Al verde, coi calamari o le seppie, con le patate alla maggiorana, con l’agnello, infarciti (vedi il Ratto)… Infinite sono le ricette con cui la Liguria assapora questo straordinario dono della natura * , derivato dal cardo selvatico, il cui principio attivo (cinarina) dà benefici epato-diuretici. La parola deriva dall’arabo kharshuf, e persino il poeta cileno Pablo Neruda ha dedicato ai carciofi un’ode entusiastica. S’imposero tuttavia solo nel ‘500, tanto che ancora l’Ariosto li spregiava (“durezza, spine e amaritudine molto più trovi che bontade”).

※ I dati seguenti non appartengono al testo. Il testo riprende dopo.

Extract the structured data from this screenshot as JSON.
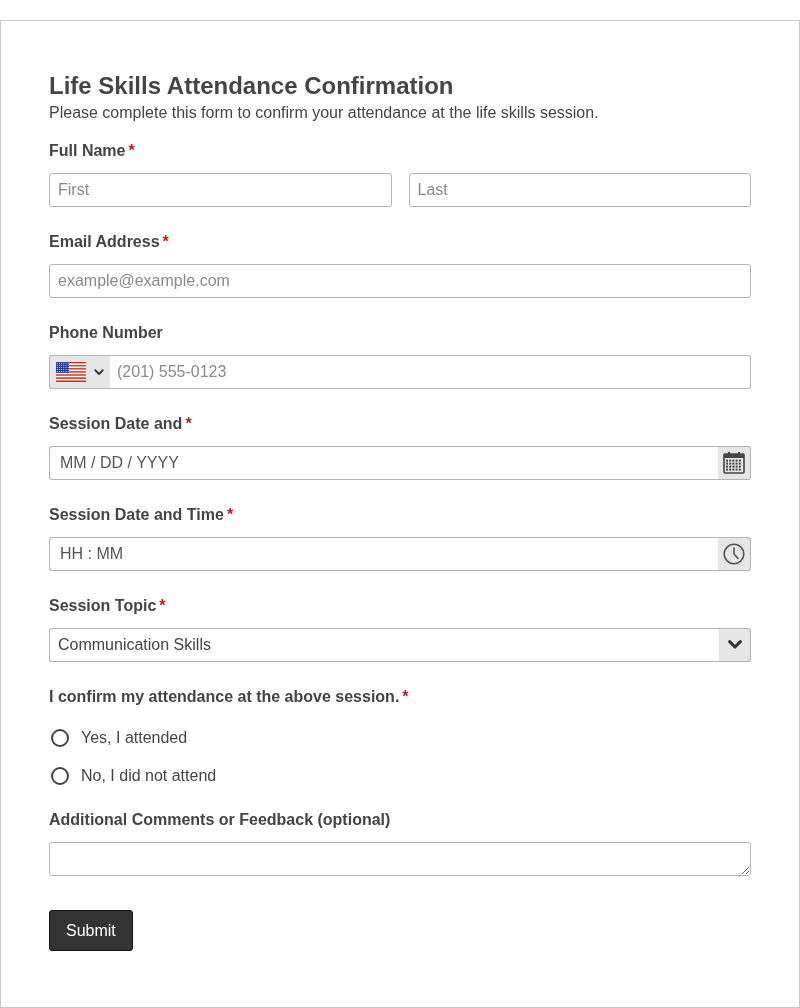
{
  "title": "Life Skills Attendance Confirmation",
  "description": "Please complete this form to confirm your attendance at the life skills session.",
  "fields": [
    {
      "kind": "name",
      "label": "Full Name",
      "required_mark": "*",
      "inputs": [
        {
          "placeholder": "First"
        },
        {
          "placeholder": "Last"
        }
      ]
    },
    {
      "kind": "text",
      "label": "Email Address",
      "required_mark": "*",
      "placeholder": "example@example.com"
    },
    {
      "kind": "phone",
      "label": "Phone Number",
      "placeholder": "(201) 555-0123"
    },
    {
      "kind": "date",
      "label": "Session Date and",
      "required_mark": "*",
      "placeholder": "MM / DD / YYYY"
    },
    {
      "kind": "time",
      "label": "Session Date and Time",
      "required_mark": "*",
      "placeholder": "HH : MM"
    },
    {
      "kind": "select",
      "label": "Session Topic",
      "required_mark": "*",
      "value": "Communication Skills"
    },
    {
      "kind": "radio",
      "label": "I confirm my attendance at the above session.",
      "required_mark": "*",
      "options": [
        {
          "label": "Yes, I attended",
          "selected": false
        },
        {
          "label": "No, I did not attend",
          "selected": false
        }
      ]
    },
    {
      "kind": "textarea",
      "label": "Additional Comments or Feedback (optional)"
    }
  ],
  "submit": "Submit"
}
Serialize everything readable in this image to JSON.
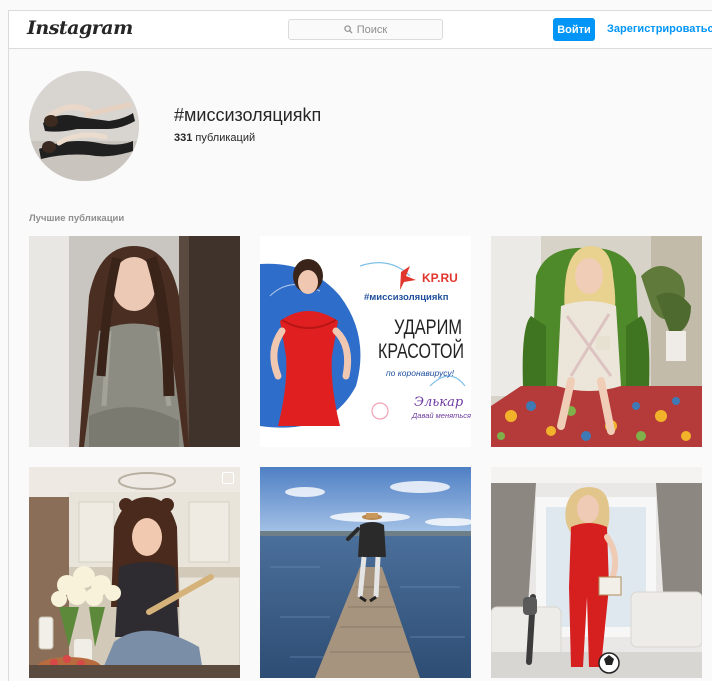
{
  "header": {
    "logo": "Instagram",
    "search_placeholder": "Поиск",
    "login_label": "Войти",
    "signup_label": "Зарегистрироваться"
  },
  "hashtag": {
    "title": "#миссизоляцияkп",
    "posts_count": "331",
    "posts_label": "публикаций"
  },
  "section": {
    "top_posts_label": "Лучшие публикации"
  },
  "posts": [
    {
      "alt": "woman-long-hair-gray-dress"
    },
    {
      "alt": "kp-promo",
      "brand": "KP.RU",
      "hashtag": "#миссизоляцияkп",
      "headline_1": "УДАРИМ",
      "headline_2": "КРАСОТОЙ",
      "subline": "по коронавирусу!",
      "sponsor": "Элькар",
      "sponsor_tagline": "Давай меняться!"
    },
    {
      "alt": "woman-green-armchair"
    },
    {
      "alt": "woman-kitchen-flowers",
      "multi": true
    },
    {
      "alt": "woman-pier-lake"
    },
    {
      "alt": "woman-red-jumpsuit"
    }
  ]
}
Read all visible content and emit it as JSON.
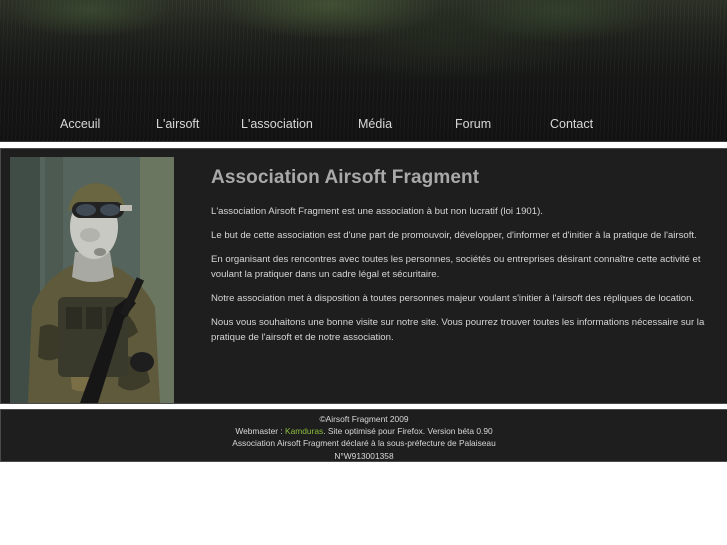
{
  "nav": {
    "items": [
      {
        "label": "Acceuil"
      },
      {
        "label": "L'airsoft"
      },
      {
        "label": "L'association"
      },
      {
        "label": "Média"
      },
      {
        "label": "Forum"
      },
      {
        "label": "Contact"
      }
    ]
  },
  "main": {
    "title": "Association Airsoft Fragment",
    "paragraphs": [
      "L'association Airsoft Fragment est une association à but non lucratif (loi 1901).",
      "Le but de cette association est d'une part de promouvoir, développer, d'informer et d'initier à la pratique de l'airsoft.",
      "En organisant des rencontres avec toutes les personnes, sociétés ou entreprises désirant connaître cette activité et voulant la pratiquer dans un cadre légal et sécuritaire.",
      "Notre association met à disposition à toutes personnes majeur voulant s'initier à l'airsoft des répliques de location.",
      "Nous vous souhaitons une bonne visite sur notre site. Vous pourrez trouver toutes les informations nécessaire sur la pratique de l'airsoft et de notre association."
    ]
  },
  "footer": {
    "copyright": "©Airsoft Fragment 2009",
    "webmaster_prefix": "Webmaster : ",
    "webmaster_name": "Kamduras",
    "webmaster_suffix": ". Site optimisé pour Firefox. Version béta 0.90",
    "declaration": "Association Airsoft Fragment déclaré à la sous-préfecture de Palaiseau",
    "registration": "N°W913001358"
  },
  "colors": {
    "background": "#1e1e1e",
    "title": "#a9a9a9",
    "text": "#d6d6d6",
    "link": "#8bbf3e"
  }
}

Celebri quelli con brattee violette della piana d’Albenga (SV), e di Perinaldo famosa anche per gli ulivi (IM), di Riva Ligure (IM), di Pompeiana (IM), i carciofi liguri furono battezzati nel ‘700 “sucré de Gênes” da August Parmentier, botanico di re Luigi XVI. I “bastardi” sono quelli di fine stagione, che non maturano e vanno sott’olio (sono venduti a buon prezzo già puliti e pronti). Se li conservi – preparazione assai semplice ** – , usa vasi piccoli, perché una volta aperti devi finire presto tutto il contenuto. L’abbinamento coi vini è sempre temerario, la fricassea con agnello può al limite consentire i Dolceacqua o i Rossese d’Albenga…

* vedi già G. V. Soderini, Della cultura degli orti e giardini, secolo XVI, Milano 1851, ma crudi la mattina con pane e sale accadeva a Venezia, lo narra A. Gallo, Le vinti giornate dell’agricoltura, 1550, edito a Venezia nel 1674

** privali delle foglie esterne, cimali, tagliali in mezzo, e dopo averli bolliti in acqua e aromi ricoprili del liquido di conservazione. Fai attenzione ovviamente all’insidia del botulino!